Tiga bulan lamanya saya menjadi aneh seperti itu. Saya pun ingin tahu ada apa sebenarnya di sana? Akhirnya, tanggal 27 Desember 1986 saya sampai di Pertapaan Karmel tersebut. Hati saya diliputi oleh damai dan sukacita. Tempatnya sunyi dan di senja hari hanya ada bunyi jangkrik yang baru pertama kali saya dengar.

Sekembalinya dari Pertapaan, saya belum juga mengerti maksud Tuhan. Selama sebulan, dalam renungan dan doa, barulah saya mengerti maksud Tuhan. Anehnya, hati saya begitu pasrah: “Tuhan, terjadilah kehendak-Mu.” Padahal, sebelumnya saya tidak mau hidup membiara, apalagi biara kontemplatif. Rencana saya adalah ikut aktif dalam kegiatan Paroki dan lingkungan saja sudah cukup. Ternyata Tuhan mempunyai rencana lain. “Rancangan-Ku bukanlah rancanganmu, dan jalanmu bukanlah jalan-Ku” (Yes 55:8).

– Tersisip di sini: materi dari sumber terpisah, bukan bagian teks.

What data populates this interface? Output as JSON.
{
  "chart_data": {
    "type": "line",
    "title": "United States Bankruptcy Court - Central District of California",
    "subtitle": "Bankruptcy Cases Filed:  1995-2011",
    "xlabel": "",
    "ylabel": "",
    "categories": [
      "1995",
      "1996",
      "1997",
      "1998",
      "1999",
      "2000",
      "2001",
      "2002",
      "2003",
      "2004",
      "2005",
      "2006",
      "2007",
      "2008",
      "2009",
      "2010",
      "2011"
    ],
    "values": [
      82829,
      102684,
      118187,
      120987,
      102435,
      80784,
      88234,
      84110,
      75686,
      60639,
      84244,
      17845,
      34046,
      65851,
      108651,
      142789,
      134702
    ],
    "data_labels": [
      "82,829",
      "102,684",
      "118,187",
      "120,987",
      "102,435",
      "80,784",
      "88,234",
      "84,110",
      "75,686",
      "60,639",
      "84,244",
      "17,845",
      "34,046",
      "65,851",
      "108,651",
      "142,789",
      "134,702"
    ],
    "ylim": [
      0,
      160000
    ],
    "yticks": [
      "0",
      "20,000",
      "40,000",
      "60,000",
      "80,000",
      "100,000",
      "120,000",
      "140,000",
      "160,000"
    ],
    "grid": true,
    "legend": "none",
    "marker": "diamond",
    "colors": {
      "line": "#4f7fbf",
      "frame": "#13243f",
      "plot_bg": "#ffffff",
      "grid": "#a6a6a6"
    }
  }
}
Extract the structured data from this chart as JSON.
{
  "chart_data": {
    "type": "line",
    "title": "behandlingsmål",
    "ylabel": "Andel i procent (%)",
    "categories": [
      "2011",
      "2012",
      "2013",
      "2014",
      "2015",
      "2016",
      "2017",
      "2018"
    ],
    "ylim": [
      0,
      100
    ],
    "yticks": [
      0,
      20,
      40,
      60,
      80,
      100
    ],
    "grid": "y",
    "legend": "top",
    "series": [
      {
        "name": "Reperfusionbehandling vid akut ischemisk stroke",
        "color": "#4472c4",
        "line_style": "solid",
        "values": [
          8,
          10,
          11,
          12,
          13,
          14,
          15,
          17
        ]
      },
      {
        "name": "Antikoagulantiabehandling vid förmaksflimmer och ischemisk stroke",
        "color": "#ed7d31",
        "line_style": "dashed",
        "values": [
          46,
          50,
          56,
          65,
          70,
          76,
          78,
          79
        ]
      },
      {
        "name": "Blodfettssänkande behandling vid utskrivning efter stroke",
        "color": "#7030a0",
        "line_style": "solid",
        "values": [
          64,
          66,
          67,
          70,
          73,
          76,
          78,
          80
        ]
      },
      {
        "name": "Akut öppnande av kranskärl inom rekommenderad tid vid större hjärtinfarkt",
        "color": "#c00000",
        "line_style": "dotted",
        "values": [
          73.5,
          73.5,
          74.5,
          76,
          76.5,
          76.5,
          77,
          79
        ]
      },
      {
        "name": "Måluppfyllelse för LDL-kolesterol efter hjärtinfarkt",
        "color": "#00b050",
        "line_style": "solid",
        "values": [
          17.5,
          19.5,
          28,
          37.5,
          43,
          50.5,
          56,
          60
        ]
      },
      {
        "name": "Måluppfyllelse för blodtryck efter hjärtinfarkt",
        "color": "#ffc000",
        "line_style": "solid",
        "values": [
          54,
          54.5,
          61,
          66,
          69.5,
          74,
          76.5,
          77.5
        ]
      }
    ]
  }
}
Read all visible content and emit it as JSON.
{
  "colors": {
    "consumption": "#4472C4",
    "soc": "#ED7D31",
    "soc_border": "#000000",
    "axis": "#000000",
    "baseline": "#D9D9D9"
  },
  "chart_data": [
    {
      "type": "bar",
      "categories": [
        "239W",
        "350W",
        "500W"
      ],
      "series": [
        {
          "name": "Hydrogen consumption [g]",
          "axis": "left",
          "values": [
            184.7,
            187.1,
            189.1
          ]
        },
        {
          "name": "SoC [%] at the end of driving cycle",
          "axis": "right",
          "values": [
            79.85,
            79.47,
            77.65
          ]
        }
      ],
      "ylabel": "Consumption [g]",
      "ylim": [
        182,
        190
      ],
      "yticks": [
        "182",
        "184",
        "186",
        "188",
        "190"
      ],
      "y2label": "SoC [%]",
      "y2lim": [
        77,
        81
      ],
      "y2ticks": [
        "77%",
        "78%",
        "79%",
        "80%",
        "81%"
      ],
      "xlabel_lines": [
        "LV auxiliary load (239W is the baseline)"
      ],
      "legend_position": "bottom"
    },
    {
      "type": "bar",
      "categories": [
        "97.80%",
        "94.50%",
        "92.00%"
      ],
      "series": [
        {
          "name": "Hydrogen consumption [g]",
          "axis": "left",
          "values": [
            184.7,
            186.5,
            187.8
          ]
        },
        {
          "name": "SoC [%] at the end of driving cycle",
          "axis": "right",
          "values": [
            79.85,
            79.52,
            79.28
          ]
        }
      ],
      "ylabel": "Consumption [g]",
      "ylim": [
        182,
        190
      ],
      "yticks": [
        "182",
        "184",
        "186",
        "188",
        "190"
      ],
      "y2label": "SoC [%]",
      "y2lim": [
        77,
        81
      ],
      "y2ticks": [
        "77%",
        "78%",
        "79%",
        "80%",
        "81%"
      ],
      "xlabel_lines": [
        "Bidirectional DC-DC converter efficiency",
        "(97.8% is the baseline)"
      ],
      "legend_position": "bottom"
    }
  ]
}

Setengah tahun kemudian, Dia memberikan kekuatan kepada saya untuk melangkah mengikuti Dia. Dia membuka rahasia kasih-Nya dan menyatakan kepada saya siapakah saya ini. Dia berbicara kepada saya melalui berbagai macam cara dan kesempatan, baik melalui Ekaristi, doa, retret, pelajaran, bimbingan pribadi, komunikasi dengan sesama, alam semesta dan ciptaan-Nya, dll. Dia sungguh hidup. Dia mengenal diri saya. Vivit Dominus in cuius conspectu sto ‘Allah hidup dan aku berdiri di hadirat-Nya’.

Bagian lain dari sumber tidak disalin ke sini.